Screens have become a popular trend in sports medicine in an attempt to keep players from injury and improve on-field performance. A very recent article in the British Journal of Sports Medicine by Roald Bahr put these screening methods into question, calling to light the complexity of understanding injury risk and possible risk factors in such a dynamic environment. These screens can come in various forms, including as sport specific screens, such as a TPI Golf Screen, or general screening systems like the popular Functional Movement Screen (FMS).
While the FMS has grown in popularity, its validity as a pure injury-risk screen based on composite score has come into question. However, a new approach, which is beginning to be looked at through research and clinically, is to use these “screens” as a baseline for performance. Gray Cook advocates for a clean toe touch and symmetrical 2’s on the Active Straight Leg Raise screen to be able to safely learn a deadlift pattern. A savvy coach or therapist can utilize the rest of the tests to create buckets of exercises which should be avoided or trained based on results of the seven FMS tests.
From a therapy standpoint, the most important findings of the screens and assessments we use are to determine how to treat impairments. Using the Functional Movement Systems way of evaluating movement, there are three categories of issues – Tissue Extensibility Dysfunction, Joint Mobility Dysfunction, or a Stability-Motor Control Dysfunction (SMCD). Each category requires different treatments, which is why a one-size-fits-all therapy approach simply does not work.
There are a million ways under the sun to attack a TED, and no clear-cut winner on which method is the best. The consensus, though, is that if it works for you, that’s the best. Physical therapists often talk about having lots of “tools in their toolbox,” which is why so many seek out continuing education courses to learn about new techniques that might offer relief to a slow-responding patient. A small sampling of these systems includes Self Myofascial Release (SMR), dry needling (DN), instrument assisted soft tissue mobilization (IASTM), Active Release Technique (ART), the EDGE Mobility System or Eclectic Approach, and many others. The most commonly seen is SMR – it is relatively easy to teach and can be done on your own with a few items like a foam roller, a tennis/lacrosse/golf ball, and various other common items. Techniques such as ART, DN and IASTM often require advanced education courses only provided to licensed medical professionals and students, and there are even different schools of thought on how these techniques can be applied. However, none of the research is conclusive as to which technique works best. Systematic reviews and meta-analyses come with lukewarm recommendations at best, but at the same time, there is still a growing body of evidence being formed since many of these specific techniques are relatively new. As will be discussed later, though, most clinicians would agree that simply performing one of these techniques is not nearly enough to fix an issue.
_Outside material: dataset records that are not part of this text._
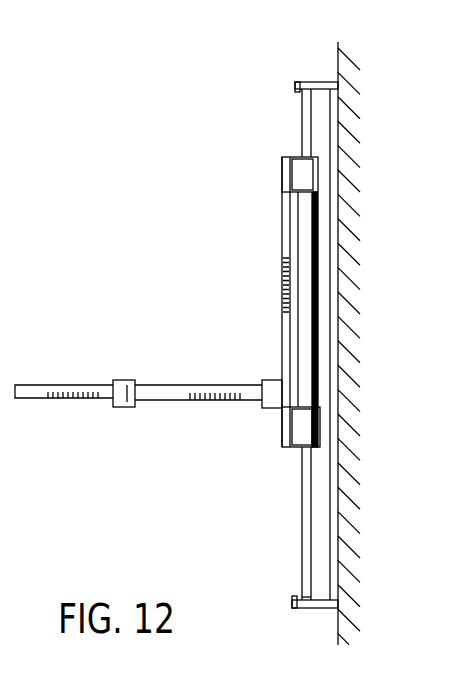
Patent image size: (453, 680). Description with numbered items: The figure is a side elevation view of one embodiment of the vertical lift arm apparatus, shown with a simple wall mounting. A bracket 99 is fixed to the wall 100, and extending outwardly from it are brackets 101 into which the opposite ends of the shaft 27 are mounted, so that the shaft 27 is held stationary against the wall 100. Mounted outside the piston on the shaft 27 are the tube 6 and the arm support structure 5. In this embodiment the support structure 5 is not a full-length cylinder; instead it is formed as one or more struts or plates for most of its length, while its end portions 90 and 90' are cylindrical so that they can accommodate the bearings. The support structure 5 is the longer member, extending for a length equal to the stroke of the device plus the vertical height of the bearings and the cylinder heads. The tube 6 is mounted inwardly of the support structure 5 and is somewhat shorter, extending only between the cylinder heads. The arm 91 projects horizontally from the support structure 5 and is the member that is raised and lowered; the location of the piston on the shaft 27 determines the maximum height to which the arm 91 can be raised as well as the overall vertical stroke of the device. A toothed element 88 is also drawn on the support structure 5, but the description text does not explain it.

The wall 100 is at (338, 66).
The brackets 101 is at (302, 82).
The bracket 99 is at (330, 124).
The shaft 27 is at (302, 472).
The end portion 90 is at (274, 168).
The end portion 90' is at (275, 430).
The tube 6 is at (302, 215).
The arm support structure 5 is at (283, 250).
The rack 88 is at (270, 287).
The arm 91 is at (148, 387).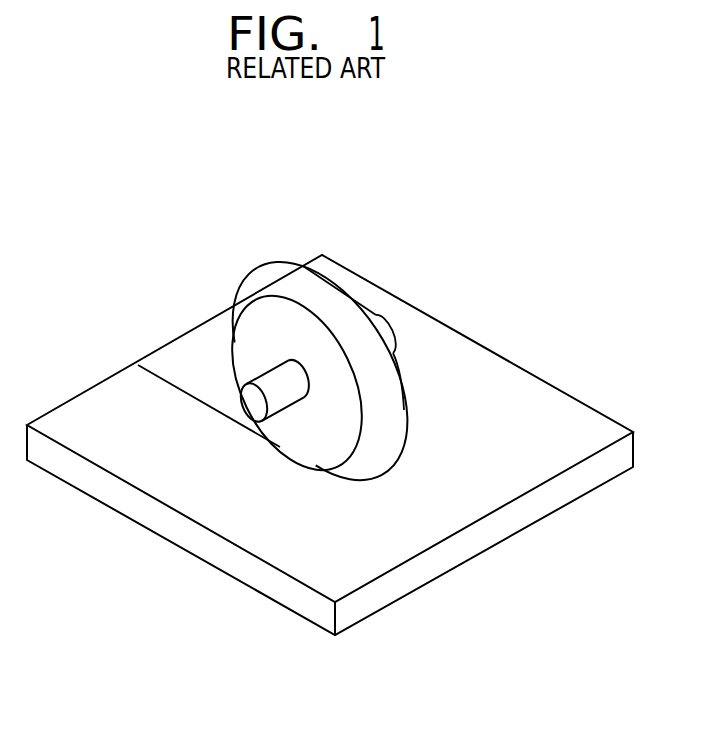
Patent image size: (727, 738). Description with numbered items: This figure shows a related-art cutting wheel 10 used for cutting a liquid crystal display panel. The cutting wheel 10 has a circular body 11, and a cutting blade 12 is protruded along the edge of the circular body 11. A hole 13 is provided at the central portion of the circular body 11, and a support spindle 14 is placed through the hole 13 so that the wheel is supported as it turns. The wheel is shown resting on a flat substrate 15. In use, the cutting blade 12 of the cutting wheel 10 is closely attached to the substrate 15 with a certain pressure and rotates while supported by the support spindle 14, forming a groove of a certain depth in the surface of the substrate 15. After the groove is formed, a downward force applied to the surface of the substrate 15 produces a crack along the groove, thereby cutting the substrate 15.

The cutting wheel 10 is at (241, 270).
The circular body 11 is at (237, 342).
The cutting blade 12 is at (344, 287).
The hole 13 is at (305, 407).
The support spindle 14 is at (262, 383).
The substrate 15 is at (98, 397).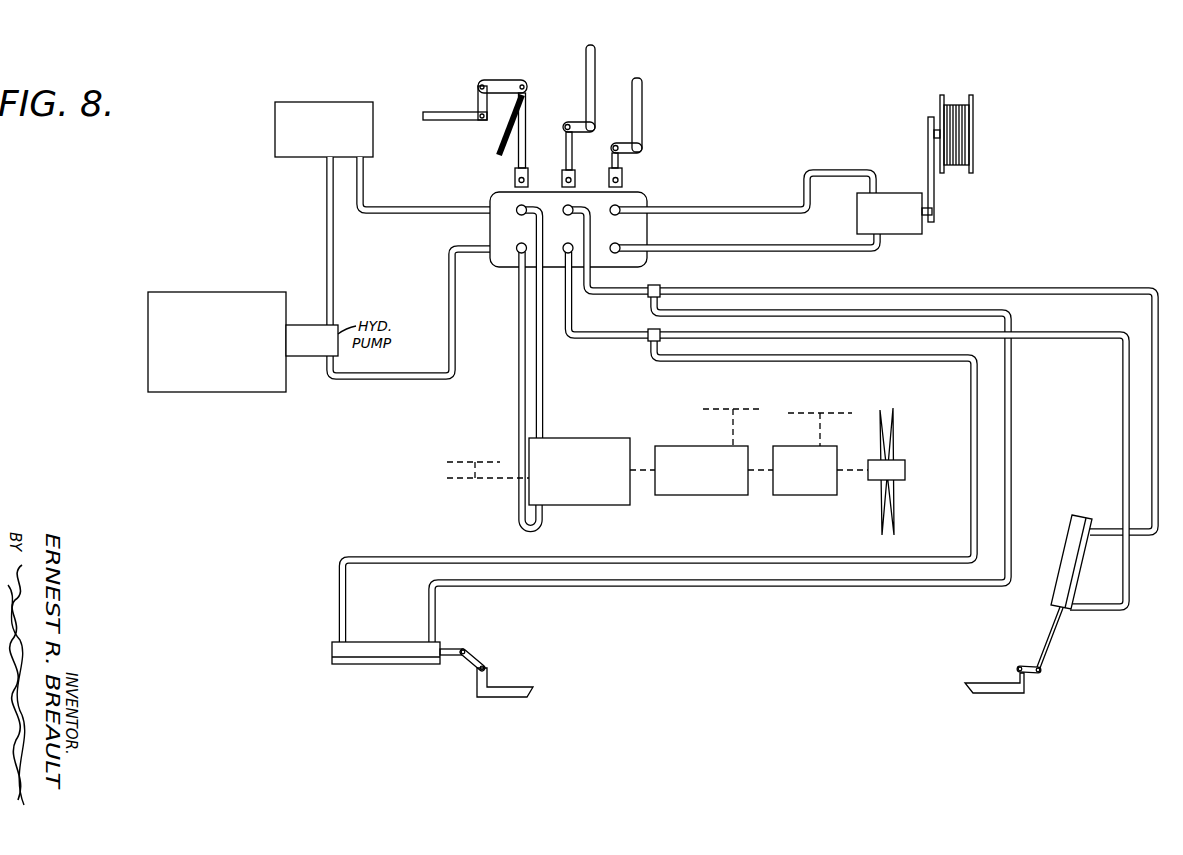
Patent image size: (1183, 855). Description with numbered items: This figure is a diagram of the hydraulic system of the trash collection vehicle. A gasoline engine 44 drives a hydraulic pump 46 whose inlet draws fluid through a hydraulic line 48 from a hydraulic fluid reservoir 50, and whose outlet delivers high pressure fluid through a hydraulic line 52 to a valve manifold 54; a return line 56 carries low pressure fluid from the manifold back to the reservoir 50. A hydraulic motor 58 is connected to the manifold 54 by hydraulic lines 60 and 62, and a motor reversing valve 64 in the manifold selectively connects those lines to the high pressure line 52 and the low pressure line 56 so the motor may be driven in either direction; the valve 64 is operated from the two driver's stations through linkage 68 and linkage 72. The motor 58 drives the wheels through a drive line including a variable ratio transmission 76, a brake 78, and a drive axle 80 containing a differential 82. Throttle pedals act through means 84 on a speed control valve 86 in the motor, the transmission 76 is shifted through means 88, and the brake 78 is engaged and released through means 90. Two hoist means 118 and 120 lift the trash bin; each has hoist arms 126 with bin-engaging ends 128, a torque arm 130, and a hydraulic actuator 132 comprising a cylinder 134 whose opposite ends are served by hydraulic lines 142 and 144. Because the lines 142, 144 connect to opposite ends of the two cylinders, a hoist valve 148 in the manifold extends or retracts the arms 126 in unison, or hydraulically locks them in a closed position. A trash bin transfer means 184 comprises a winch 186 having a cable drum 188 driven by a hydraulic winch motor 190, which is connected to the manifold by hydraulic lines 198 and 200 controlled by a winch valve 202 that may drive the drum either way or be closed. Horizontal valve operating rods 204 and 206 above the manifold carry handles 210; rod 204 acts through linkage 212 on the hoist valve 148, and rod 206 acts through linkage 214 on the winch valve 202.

The gasoline engine 44 is at (160, 292).
The hydraulic pump 46 is at (310, 357).
The hydraulic line 48 is at (324, 247).
The hydraulic fluid reservoir 50 is at (292, 102).
The hydraulic line 52 is at (448, 305).
The valve manifold 54 is at (489, 233).
The return line 56 is at (403, 218).
The hydraulic motor 58 is at (592, 438).
The hydraulic line 60 is at (543, 378).
The hydraulic line 62 is at (518, 398).
The motor reversing valve 64 is at (515, 187).
The linkage 68 is at (497, 138).
The linkage 72 is at (447, 111).
The variable ratio transmission 76 is at (681, 446).
The brake 78 is at (795, 446).
The drive axle 80 is at (888, 500).
The differential 82 is at (905, 470).
The valve operating means 84 is at (447, 481).
The speed control valve 86 is at (542, 506).
The transmission operating means 88 is at (733, 409).
The brake operating means 90 is at (820, 413).
The hoist means 118 is at (447, 690).
The hoist means 120 is at (1022, 622).
The trash bin hoist arm 126 is at (508, 698).
The trash-bin engaging end 128 is at (520, 685).
The torque arm 130 is at (481, 656).
The hydraulic actuator 132 is at (331, 652).
The cylinder 134 is at (368, 659).
The hydraulic line 142 is at (594, 291).
The hydraulic line 144 is at (576, 331).
The hoist valve 148 is at (560, 183).
The trash bin transfer means 184 is at (966, 187).
The winch 186 is at (934, 212).
The cable drum 188 is at (973, 152).
The hydraulic winch motor 190 is at (897, 235).
The hydraulic line 198 is at (822, 172).
The hydraulic line 200 is at (772, 246).
The winch valve 202 is at (623, 183).
The valve operating rod 204 is at (562, 127).
The valve operating rod 206 is at (612, 148).
The handle 210 is at (635, 78).
The linkage 212 is at (569, 121).
The linkage 214 is at (650, 122).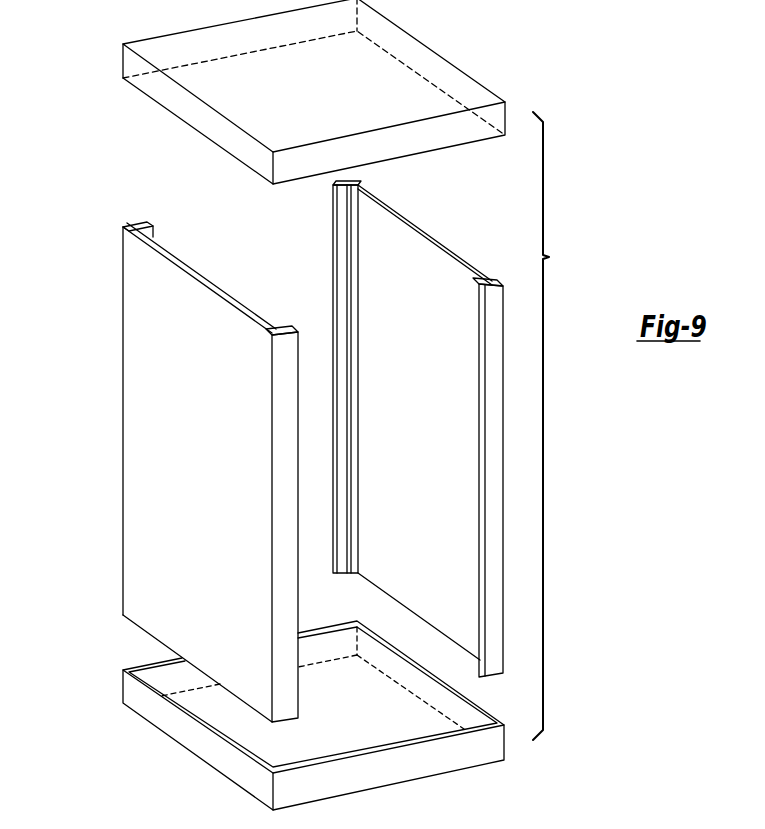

Many therapy outlets and practitioners, like Erson Religioso, use a computer analogy to these techniques – they can change the movement document that exists in your brain, but some form of exercise has to be performed afterward to hit “save” on the changed document.
JMD’s are a little more difficult to attack than a TED, and require the guidance of a medical professional to fix. These often include arthritis, a joint subluxation, surgery, etc. Again, various techniques exist, including gentle joint mobilizations, distraction, or manipulations. Both JMD’s and TED’s are body-related issues – bottom-up in neurological terms. For whatever reason is specific to the patient, the body’s joints or tissues have stopped working at their full function and need to be fixed.
These two are in contrast to an SMCD, which is a “brain-down” issue, which can arise for many reasons. Often, these will show up after a TED or JMD is corrected, and your brain hasn’t quite remembered how to use the range that was lost while the tissue or joint was dysfunctional. The goal is to get the brain to “remember” how to use the right muscles to, for example, move the arm further overhead. These corrections often come in the form of drills that use various body positions and forces applied to specific muscles to force the body to move in the right way. There are almost countless ways to accomplish these fixes, whether that be from manual facilitation, the use of bands, or even the colorful tape you might see on professional or Olympic athletes. SMCD’s can also arise naturally due to poor training, either through improper form, too much load on a tissue, or not enough recovery. A frequent debate is whether or not these specific, naturally arising SMCD’s need to be addressed aside from normal training, and, in my personal opinion, that’s the next step in performance.
These screens don’t need to just be performed once and checked back when an issue arises – using them regularly to look for sport-specific preparedness can improve performance and reduce injury risk. Using the earlier idea of the FMS creating buckets of exercises, athletes can and should be quickly screened before movements to make sure there aren’t any day-to-day changes in their movement capacity. Things as wide-ranging as injuries, previous training sessions, how the athlete slept that night, or how much walking they’ve done today can all affect preparedness. Research has shown that FMS scores can change over the course of a season or due to a training program, and while practicing a test can often lead to learning or practice effects, a true screen should be above that level.